The first floor is also where the coroners' work happens.

From inside a new observation room, law enforcement officers can watch an autopsy through windows and on closed-circuit television and ask doctors questions via headsets, something Sammarco said is unique to the building.

Autopsy observation room
A new observation room allows law enforcement to watch an autopsy with video and ask questions of the doctors over a headset microphone.

"We've already had several law enforcement agencies come and observe autopsies," Sammarco said. "To be able to interact and teach and demonstrate, I think is one of the reasons we wanted that."

The autopsy room features eight tables and stations. The old facility had just two.

"It was overwhelming [in the old building] in the fact that it was cramped," said forensic autopsy technician Cassie Deters. "When I walked in, my jaw dropped to the floor. It was incredible."

Deters said the office gets 5-7 cases each day and is taking bodies from surrounding counties.

Old Hamilton County autopsy room
The old Hamilton County coroner's autopsy room on Eden Avenue in Corryville features two autopsy tables.

In 2014, one of the body coolers at the old coroner's office failed. Sammarco said she got permission to buy the last two similar coolers in the country as backups at that time.

"We replaced one and had one spare and, believe it or not, six months before we moved into this building, we had to use that spare," Sammarco said.

The new facility comes with a new tool for her office, too. A CT scan allows doctors to do a virtual autopsy and see inside the body without ever leaving a body bag.

New Hamilton County coroner's CT scan
The Hamilton County Coroner's Office got a CT scan machine when it moved into its new facility, allowing it to do virtual autopsies - without needed to make cuts into a body.

"We just scan them in the body bag and we're able to get a look at the evidence without making any cuts," she said. "We can do 3D imaging and 2D imagining and get a lot of information before an autopsy is even done, and in some cases, they may not even have to do an autopsy."

Sammarco said the morgue design was handled with respect in mind. In the old facility, bodies were delivered in the back door, visible to people and students passing the medical campus in Corryville.

Now, a sally port protects deliveries from the elements and offers a straight line into the body coolers after processing.
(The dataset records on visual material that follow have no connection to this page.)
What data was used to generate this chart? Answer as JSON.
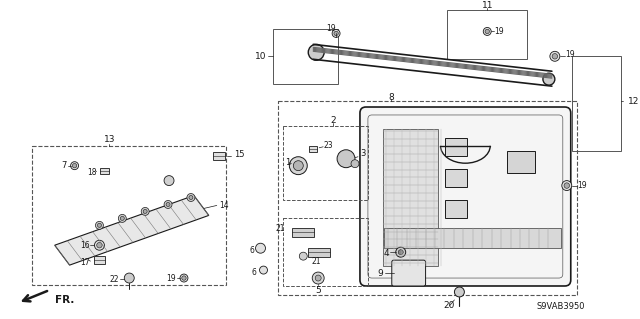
{
  "background_color": "#ffffff",
  "diagram_code": "S9VAB3950",
  "figsize": [
    6.4,
    3.19
  ],
  "dpi": 100,
  "lc": "#1a1a1a",
  "gray": "#888888",
  "dgray": "#444444"
}
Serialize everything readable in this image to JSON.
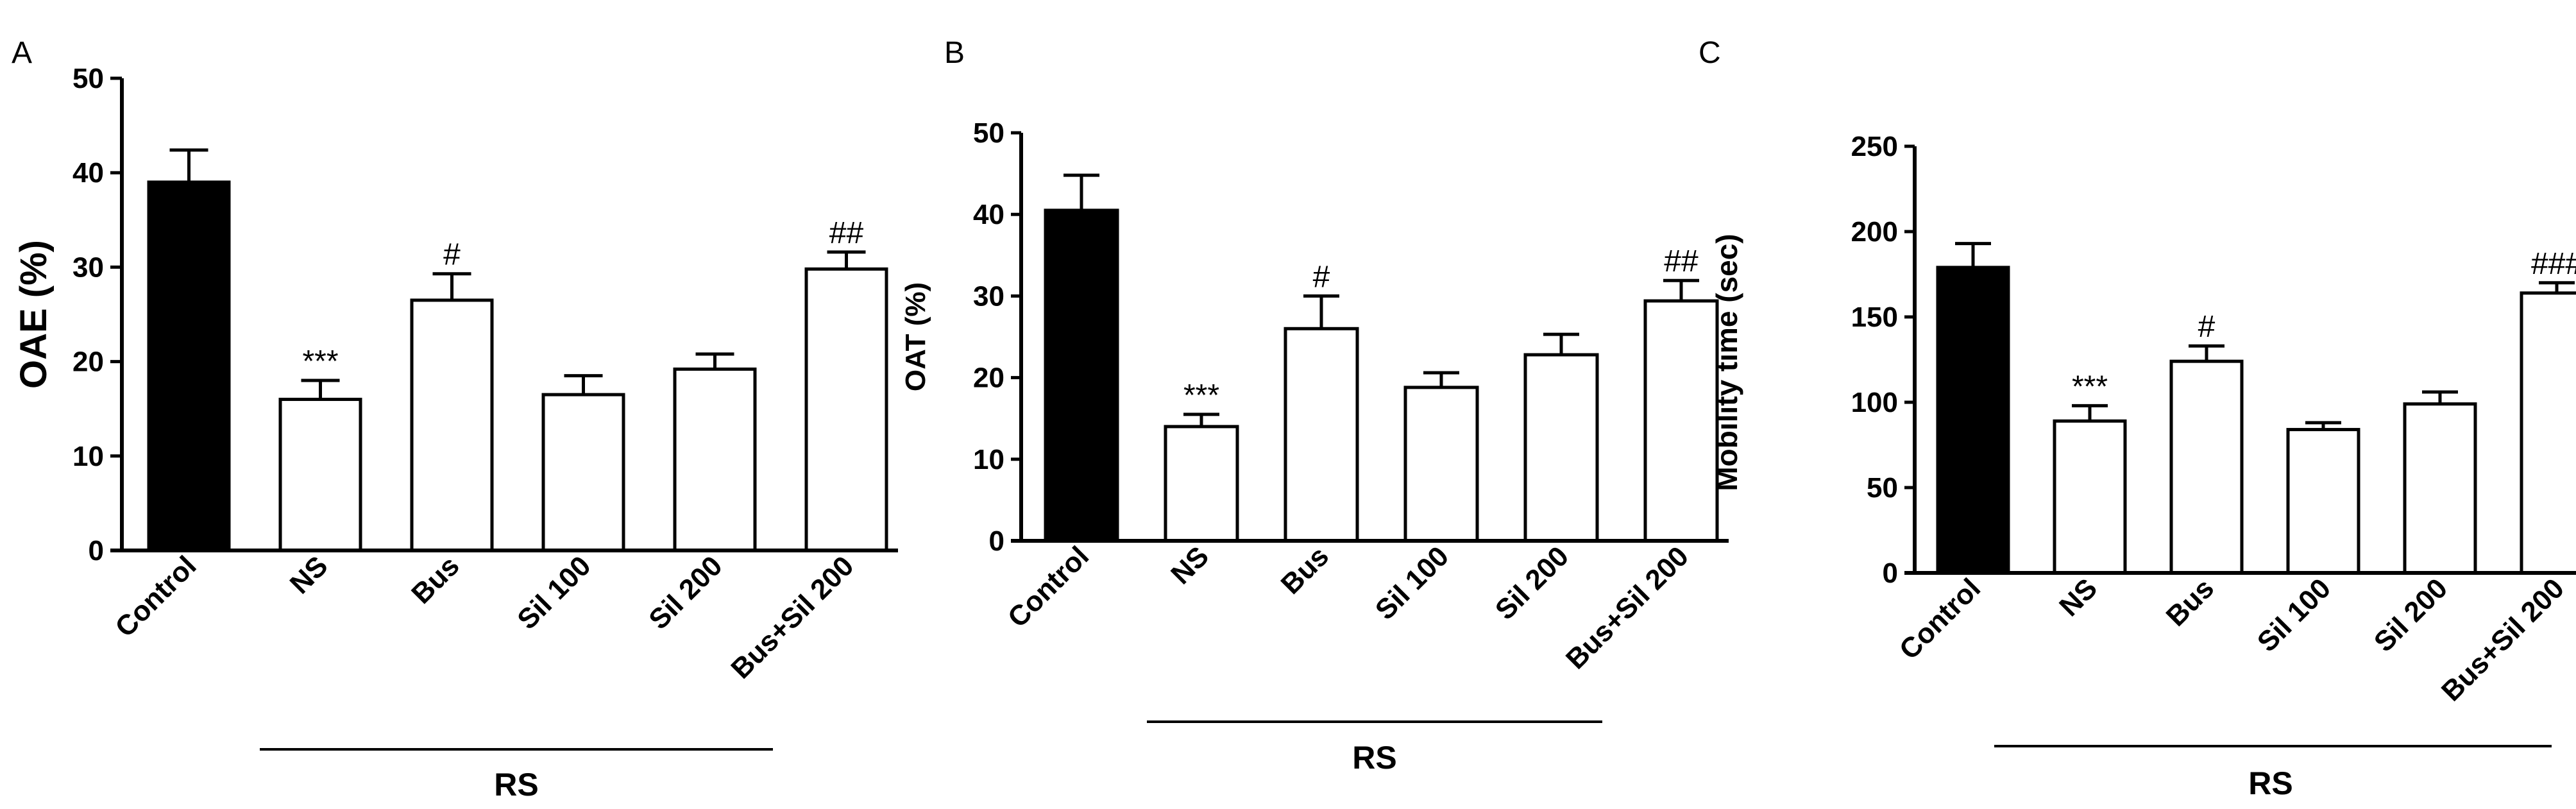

They built a private seating area and bathroom for funeral home staff arriving to pick up bodies.

New Hamilton County coroner intake
Hamilton County coroner Dr. Lakshmi Sammarco swipes into the new body intake area, which flows directly from a covered sally port into the body cooler, a vast improvement from the old facility.

There is a separate intake area, autopsy room and body cooler for what the coroner's office calls "decomp," which features a robust ventilation system.

A dramatic change

Sammarco said her favorite part of the new facility is simple.

"Well, the windows are awesome," Sammarco laughed.

The old Eden Avenue facility had just 18 windows total. Sammarco said there were 1100 pieces of glass in the new one.

She said she hopes the new facility can be not only an educational space for local law enforcement and community members, but a draw for new forensic talent in the region and an opportunity for collaboration with the talent already here.

"This belongs to the people of Hamilton County, and I think they should be very proud of this building and the people who work here," she said.